Pour rappel, la procédure de dénonciation spontanée permet à tout contribuable qui aurait omis de déclarer certains éléments de ses revenus ou de sa fortune de corriger sa situation fiscale, sans amende ni poursuite pénale (des intérêts de retard sont toutefois dus). Cette procédure s’applique également aux héritiers et concerne tant les impôts cantonaux et communaux que l’impôt fédéral direct.

Les conditions suivantes doivent être remplies :

  • La dénonciation doit être spontanée et pour la première fois ;
  • Aucune autorité fiscale n’a eu connaissance de la soustraction ;
  • Le contribuable collabore pleinement avec le fisc pour déterminer le montant du rappel d’impôt ;
  • Le contribuable s’efforce d’acquitter le rappel d’impôt dû.

Le récapitulatif des éléments soustraits est établi sur les 10 dernières années (par exemple si l’annonce intervient en 2017, le rappel d’impôt portera sur les périodes fiscales de 2007 à 2016).

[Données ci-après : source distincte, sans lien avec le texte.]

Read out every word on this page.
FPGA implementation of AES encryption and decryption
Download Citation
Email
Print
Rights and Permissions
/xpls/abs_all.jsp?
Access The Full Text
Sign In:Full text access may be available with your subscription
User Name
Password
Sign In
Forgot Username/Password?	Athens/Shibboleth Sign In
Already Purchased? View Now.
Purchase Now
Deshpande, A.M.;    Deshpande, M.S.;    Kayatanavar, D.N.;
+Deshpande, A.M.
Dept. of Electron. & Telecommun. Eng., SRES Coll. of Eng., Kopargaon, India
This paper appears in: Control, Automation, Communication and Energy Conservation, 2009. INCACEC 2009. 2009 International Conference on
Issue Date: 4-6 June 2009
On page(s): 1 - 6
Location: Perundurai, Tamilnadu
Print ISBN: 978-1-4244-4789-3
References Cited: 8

S’agissant des héritiers (qui peuvent agir indépendamment les uns des autres), le rappel d’impôt ne porte que pour les 3 périodes fiscales précédant le décès, ce qui rend la démarche très intéressante.

Ce rappel d’impôt simplifié est exclu en cas de liquidation officielle de la succession ou de liquidation de la succession selon les règles de la faillite.

Pour toute dénonciation spontanée ultérieure, l’amende est réduite au cinquième de l’impôt soustrait si les autres conditions susmentionnées sont remplies.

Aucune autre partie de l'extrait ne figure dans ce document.